Today is a very special anniversary (and will be even more special next year when, barring any extreme misfortunes, it will mark four decades of uninterrupted democracy, almost certainly accompanied by the inauguration of a new president), so that will be today’s topic for a column dedicated to linking past and present rather than this week’s burning news such as the verdict in the vice-presidential trial or a World Cup heading into its decisive stages – plenty on both elsewhere in this newspaper.
“Bliss was it in that dawn to be alive .. But to be young was very Heaven!” was the immediate reaction to the French Revolution of the poet William Wordsworth then travelling in France as a recent Cambridge graduate – there was a similar and very palpable mood of euphoria surrounding this day here 39 years ago, deliberately chosen by Radical election winner Raúl Alfonsín for his presidential inauguration as Human Rights Day worldwide (since 1948). One very raw measure of that euphoria was the fact that the birth rate in the Orwellian year of 1984 was almost 20 percent higher than in the last year of dictatorship.
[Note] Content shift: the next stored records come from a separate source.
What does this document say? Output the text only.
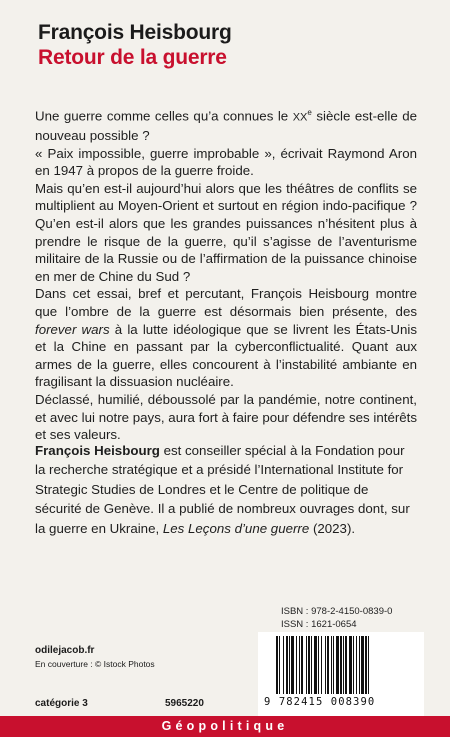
François Heisbourg
Retour de la guerre

Une guerre comme celles qu’a connues le XXe siècle est-elle de nouveau possible ?

« Paix impossible, guerre improbable », écrivait Raymond Aron en 1947 à propos de la guerre froide.

Mais qu’en est-il aujourd’hui alors que les théâtres de conflits se multiplient au Moyen-Orient et surtout en région indo-pacifique ? Qu’en est-il alors que les grandes puissances n’hésitent plus à prendre le risque de la guerre, qu’il s’agisse de l’aventurisme militaire de la Russie ou de l’affirmation de la puissance chinoise en mer de Chine du Sud ?

Dans cet essai, bref et percutant, François Heisbourg montre que l’ombre de la guerre est désormais bien présente, des forever wars à la lutte idéologique que se livrent les États-Unis et la Chine en passant par la cyberconflictualité. Quant aux armes de la guerre, elles concourent à l’instabilité ambiante en fragilisant la dissuasion nucléaire.

Déclassé, humilié, déboussolé par la pandémie, notre continent, et avec lui notre pays, aura fort à faire pour défendre ses intérêts et ses valeurs.

François Heisbourg est conseiller spécial à la Fondation pour la recherche stratégique et a présidé l’International Institute for Strategic Studies de Londres et le Centre de politique de sécurité de Genève. Il a publié de nombreux ouvrages dont, sur la guerre en Ukraine, Les Leçons d’une guerre (2023).

ISBN : 978-2-4150-0839-0
ISSN : 1621-0654
9 782415 008390
odilejacob.fr
En couverture : © Istock Photos
catégorie 3	5965220
Géopolitique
In hindsight this euphoria might be hard to understand, given that 1983 annual inflation was measured at 343 percent (as against a world average of under nine percent) – more than treble the inflation now driving just about everybody into the depths of despondency and resignation in total contrast to the exhilarated optimism and hopes for the future back then. Debt overhang was also a formidable problem jeopardising economic stability – the foreign debt, which the military dictatorship had increased sevenfold, stood at US$43.67 billion when Alfonsín took office, around as much as now owed to the International Monetary Fund (IMF) in times when the greenback had treble its purchasing-power today. Nevertheless, this debt was far from record levels at “only” around 40 percent of gross domestic product and nor did Argentina’s record here stick out in the world as much as in the inflation rankings – the epicentre of a 1982-1983 debt crisis hitting numerous countries was not Argentina but Mexico, which directly stopped servicing its foreign debt. Hard as it might be to imagine now, South Korea had very comparable debt problems to Argentina back then (to be repeated in more extreme form in 1997-1998 when Time magazine speculated that the country might fall off the map). Misery loves company.
So with every reason to see the 1989 hyperinflation as an accident waiting to happen, why the great expectations 39 years ago today? From a political standpoint at least not so very difficult to understand. Not only should the enormous relief upon emerging from a dictatorship be largely self-explanatory by itself – it was boosted by simultaneous liberation from the pre-military government creating the vacuum making the 1976 coup almost inevitable in the form of the defeat of Peronism. Thus Alfonsín’s election victory and inauguration gave most people every impression of a fresh start even if a Radical party then nearing its centenary (it was founded in 1891) could hardly be described as a new force.
Strange as it might sound after an election in which Alfonsín and his Peronist rival Italo Argentino Luder pooled 92 percent of the vote between them, the political climate was less poisonously polarised back then than now. The Peronists were too stunned to react immediately and when they did, it was to question their own kind (much as the country turned against the military “marshals of defeat” following the disastrous South Atlantic war of 1982), even if their Renewal Front only crystallised shortly before the 1985 midterms.
Furthermore, the defeat was relative for the Peronists because at provincial level they won in 13 of the 23 districts (Tierra del Fuego did not become a province until 1991), thus automatically giving them a Senate majority with 26 of the 46 seats since senators were direct provincial government nominees before the 1994 constitutional reform. Just as knowledge that he has a stranglehold on Congress seems to have made it easier for the impossibly arrogant Jair Bolsonaro to accept presidential defeat in Brazil last October, so Senate supremacy was a consolation prize reconciling Peronism to the new democratic order.
This institutional foot in the door also made for a more genuine separation of powers with a much stronger degree of institutional health – that abstract, almost invisible but vital ingredient – then than now. A president elected by an absolute majority and an equally democratic and pluralistic Congress were complemented by one of the most balanced Supreme Courts ever. This was in part the result of the government’s minority status in the Senate, making Congress consensus unavoidable. At least two of the quintet (Carlos Fayt and Enrique Petracchi) persisted for over three decades as justices through various different governments without losing the respect of their judicial colleagues – another (José Severo Caballero) even had the right name because is not “a severe gentleman” as good a description of the ideal judge as any?
With the military lying low until the Easter rising of 1987, perhaps the main fly in the ointment was the series of 13 CGT general strikes already beginning in mid-1984. These are usually given a bad press for destabilising an infant democracy, and quite justly, but at the same time a wage-price race should not be too difficult to understand with the aforementioned annual inflation of 343 percent. Furthermore, the CGT had grounds for taking umbrage at Alfonsín’s slur of a “military-union pact,” which might have some historical validity (for the 1966 far more than the 1976 coup) but could never cover the entire labour movement by any stretch of the imagination.
Almost 1,000 words now written on the 1983 return to democracy and this column does not even begin to convey the unique atmosphere of that magic moment in Argentina’s turbulent history.